Iranian President Hassan Rouhani will be yucking it up at Davos this week, munching canapés, shaking hands and cutting deals with the global business elite. His message: Iran is open for business as the international sanctions regime begins to unravel. His nuclear chief bragged on Iranian state television that the "iceberg of sanctions is melting while our centrifuges are also still working."
The Obama administration disagrees: "Iran is not open to business," an official told reporters this week. "Nobody should misunderstand that point."
The Obama administration and its European allies are confident that, with the Geneva agreement that addresses Iran's illicit nuclear program having been implemented on Jan. 20, their carefully constructed Iran sanctions' architecture will not be eroded-that is, until they decide to lift the toughest sanctions in exchange for a final nuclear agreement.
The argument is this: Should Iran renege on the deal, the limited concessions the United States and other world powers are offering Iran in exchange for the dismantling of its illicit nuclear program are easily reversible. They are also adamant that the total value of sanctions relief is only $7 billion. "It's not going to be hard for us to turn the dials back or strengthen sanctions even further," President Obama claims, adding that he would "work with members of Congress to put even more pressure on Iran, but there's no reason to do it right now."

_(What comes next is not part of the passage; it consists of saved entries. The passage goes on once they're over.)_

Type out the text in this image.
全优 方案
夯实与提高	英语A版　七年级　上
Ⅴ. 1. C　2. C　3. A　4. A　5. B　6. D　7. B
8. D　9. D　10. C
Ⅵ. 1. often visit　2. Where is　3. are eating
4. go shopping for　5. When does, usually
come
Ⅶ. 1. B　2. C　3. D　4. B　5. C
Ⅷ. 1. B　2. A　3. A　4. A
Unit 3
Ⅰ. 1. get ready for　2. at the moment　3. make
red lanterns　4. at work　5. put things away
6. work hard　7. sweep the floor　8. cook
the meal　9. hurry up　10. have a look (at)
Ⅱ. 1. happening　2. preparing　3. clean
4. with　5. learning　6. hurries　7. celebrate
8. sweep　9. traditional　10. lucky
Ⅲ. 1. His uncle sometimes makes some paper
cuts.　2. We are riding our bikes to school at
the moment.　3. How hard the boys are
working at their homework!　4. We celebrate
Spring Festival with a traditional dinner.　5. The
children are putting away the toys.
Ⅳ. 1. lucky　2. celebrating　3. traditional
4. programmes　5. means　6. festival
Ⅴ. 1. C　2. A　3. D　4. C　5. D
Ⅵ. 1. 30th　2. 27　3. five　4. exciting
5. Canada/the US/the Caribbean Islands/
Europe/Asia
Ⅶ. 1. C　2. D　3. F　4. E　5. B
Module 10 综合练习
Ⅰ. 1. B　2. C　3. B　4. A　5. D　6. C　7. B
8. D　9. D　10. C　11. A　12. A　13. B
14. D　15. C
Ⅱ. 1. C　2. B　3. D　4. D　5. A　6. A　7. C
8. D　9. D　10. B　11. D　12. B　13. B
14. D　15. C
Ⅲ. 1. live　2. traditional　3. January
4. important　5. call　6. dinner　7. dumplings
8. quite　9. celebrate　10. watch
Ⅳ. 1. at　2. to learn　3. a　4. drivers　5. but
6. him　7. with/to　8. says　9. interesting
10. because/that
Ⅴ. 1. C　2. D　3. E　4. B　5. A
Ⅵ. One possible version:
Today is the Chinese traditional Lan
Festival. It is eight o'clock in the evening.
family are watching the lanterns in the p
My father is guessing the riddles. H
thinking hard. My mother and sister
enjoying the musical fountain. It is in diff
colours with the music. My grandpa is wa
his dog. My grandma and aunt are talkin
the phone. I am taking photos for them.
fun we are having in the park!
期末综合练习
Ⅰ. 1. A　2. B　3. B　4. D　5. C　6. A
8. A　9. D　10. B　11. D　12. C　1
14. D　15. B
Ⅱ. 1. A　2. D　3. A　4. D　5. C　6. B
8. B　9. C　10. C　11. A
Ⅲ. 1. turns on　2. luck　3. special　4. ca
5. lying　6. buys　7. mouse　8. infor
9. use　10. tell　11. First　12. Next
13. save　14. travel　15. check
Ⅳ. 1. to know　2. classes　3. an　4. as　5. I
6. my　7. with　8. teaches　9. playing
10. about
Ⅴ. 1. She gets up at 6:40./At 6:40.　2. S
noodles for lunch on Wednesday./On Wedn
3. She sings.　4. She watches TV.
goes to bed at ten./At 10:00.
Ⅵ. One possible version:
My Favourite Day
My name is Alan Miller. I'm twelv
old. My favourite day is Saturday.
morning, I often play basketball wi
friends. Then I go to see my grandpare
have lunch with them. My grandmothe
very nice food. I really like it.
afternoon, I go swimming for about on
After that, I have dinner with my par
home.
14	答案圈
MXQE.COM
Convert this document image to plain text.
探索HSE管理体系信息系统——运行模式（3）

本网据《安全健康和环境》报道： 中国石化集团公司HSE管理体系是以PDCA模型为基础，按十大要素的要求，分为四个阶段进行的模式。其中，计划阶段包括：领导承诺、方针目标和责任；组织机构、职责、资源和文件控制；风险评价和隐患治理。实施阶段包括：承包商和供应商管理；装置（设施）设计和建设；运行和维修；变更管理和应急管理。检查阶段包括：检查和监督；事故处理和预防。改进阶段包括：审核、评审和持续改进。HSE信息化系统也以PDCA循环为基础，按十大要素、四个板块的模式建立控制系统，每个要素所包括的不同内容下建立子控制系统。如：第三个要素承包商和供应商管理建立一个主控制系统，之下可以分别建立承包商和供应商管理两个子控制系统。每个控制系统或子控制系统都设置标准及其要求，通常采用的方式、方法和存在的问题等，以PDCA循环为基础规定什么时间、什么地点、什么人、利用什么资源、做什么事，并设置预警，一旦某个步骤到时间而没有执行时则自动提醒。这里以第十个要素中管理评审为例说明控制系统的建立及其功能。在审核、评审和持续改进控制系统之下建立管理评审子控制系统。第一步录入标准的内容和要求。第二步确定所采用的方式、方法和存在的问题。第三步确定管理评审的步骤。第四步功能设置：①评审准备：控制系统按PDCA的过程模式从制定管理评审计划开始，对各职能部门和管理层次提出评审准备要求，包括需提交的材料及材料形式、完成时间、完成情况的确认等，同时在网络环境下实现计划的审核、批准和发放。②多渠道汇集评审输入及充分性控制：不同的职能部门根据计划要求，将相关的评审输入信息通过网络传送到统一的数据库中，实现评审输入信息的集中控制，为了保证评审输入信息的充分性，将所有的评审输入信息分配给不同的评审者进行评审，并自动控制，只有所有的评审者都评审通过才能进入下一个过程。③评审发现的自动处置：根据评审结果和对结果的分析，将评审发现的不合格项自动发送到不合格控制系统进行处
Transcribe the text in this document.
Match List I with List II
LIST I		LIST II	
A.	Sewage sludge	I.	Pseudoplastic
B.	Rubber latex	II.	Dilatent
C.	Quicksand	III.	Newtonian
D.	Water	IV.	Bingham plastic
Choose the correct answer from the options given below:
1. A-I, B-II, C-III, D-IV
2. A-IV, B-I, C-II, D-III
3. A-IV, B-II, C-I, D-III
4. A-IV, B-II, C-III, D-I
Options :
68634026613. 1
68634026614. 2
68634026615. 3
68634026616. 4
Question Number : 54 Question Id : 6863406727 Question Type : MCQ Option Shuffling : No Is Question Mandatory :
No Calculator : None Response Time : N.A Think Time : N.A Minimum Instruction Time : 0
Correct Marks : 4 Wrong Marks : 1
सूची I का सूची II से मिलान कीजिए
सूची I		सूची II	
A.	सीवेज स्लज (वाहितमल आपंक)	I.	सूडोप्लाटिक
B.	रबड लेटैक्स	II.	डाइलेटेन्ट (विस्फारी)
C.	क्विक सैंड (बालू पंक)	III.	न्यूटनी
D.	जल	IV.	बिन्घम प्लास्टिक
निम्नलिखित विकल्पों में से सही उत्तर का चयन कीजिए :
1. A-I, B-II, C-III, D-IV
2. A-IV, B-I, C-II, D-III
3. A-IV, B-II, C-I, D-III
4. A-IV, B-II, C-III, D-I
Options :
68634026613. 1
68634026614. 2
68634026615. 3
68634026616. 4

Regrettably, the administration and its allies may be wrong on all fronts. Bijan Khajehpour, a Vienna-based Iranian investment manager close to the Iranian government, noted, "the beginnings of a ‘gold rush' mood in Tehran." Though that might be overstated for now, his imagery reflects the beginnings of a shift in market sentiment that the interim agreement unintentionally but predictably triggered. If Iran's economy recovers, the pressure on Iran's leaders to follow through on a nuclear deal lessens. At that point, President Obama may discover that he has lost negotiating leverage and can't turn sanctions off-and-on like a "dial."
Here's why: A cash infusion of $7 billion into Iran's troubled economy might not sound like a lot in today's world. But it represents roughly 35 percent of Iran's fully accessible overseas cash reserves, which are estimated at $20 billion. And the sanctions relief figure might be much higher and more difficult to reverse.
For one, the $7 billion figure does not factor in the psychological impact the Geneva deal has had on markets, businesses, and investors.
Before Nov. 24, when the framework agreement was signed in Geneva, even those who could conduct legitimate business with Iranian counterparts were hesitant to do so. Driven by fear of economic loss and legal sanctions, they were risk averse. The world had built an economic minefield around Iran that most businesses were loath to risk exploding.
The tide may now be turning. Though many legal restrictions remain in place, sanctions are as much about psychology as legalities. Greed is starting to overcome fear. Trade barriers, particularly in areas that are legal but frowned upon, have been significantly reduced. This has already improved the economic climate and already resulted in some illegitimate deals as companies test the waters. With the expectation of further sanctions relief soon, businesses might now take risks they would not even contemplate as recently as three months ago.
Just how good is the new economic climate in Iran? Trade delegations are flocking there to explore business deals. Companies are rushing to apply for export licenses to exploit the newly open humanitarian channels, which, for the first time since the U.S. Embassy takeover in Tehran in November 1979, will include civil aviation components' exports to Iran. Chambers of Commerce and industrial councils are organizing seminars to help companies navigate the vagaries of the newly relaxed sanctions' regime and offer advice-as well as connections-to advance business with Iran.
There is also the remarkable recovery of the rial. After a three-year free fall that took Iran's currency from the official 10,308 to $1 dollar rate in 2010 to a crippling 38,500 in September 2012, the rial has now climbed back to 24,873 (as of January 21). Global auto companies are returning to Iran to renew business relationships in a sector that, until sanctions, provided almost $50 billion in annual Iranian GDP. Iran's stock exchange is also surging on renewed investor confidence, including in the petrochemical sector, which experienced steep price rises immediately after the Geneva agreement was signed.
More broadly, the Iranian economy, which had been beset by high unemployment, negative growth and hyperinflation, has been showing signs of modest growth and stabilization since sanctions pressure eased starting in mid-2013 and expectations of an economic recovery soared after Rouhani's election. And that was before the Jan. 20 implementation of the Geneva deal.
According to the World Bank's most recent data, Iran's GDP shrank 2.9 percent in 2012 and 1.5 in 2013, but it is now expected to grow by a modest 1 percent this year, and 1.8 percent in 2015. The IMF also sees Iran's economy beginning to rebound with an estimated growth rate of 1.3 percent and 1.98 percent in 2014 and 2015 respectively.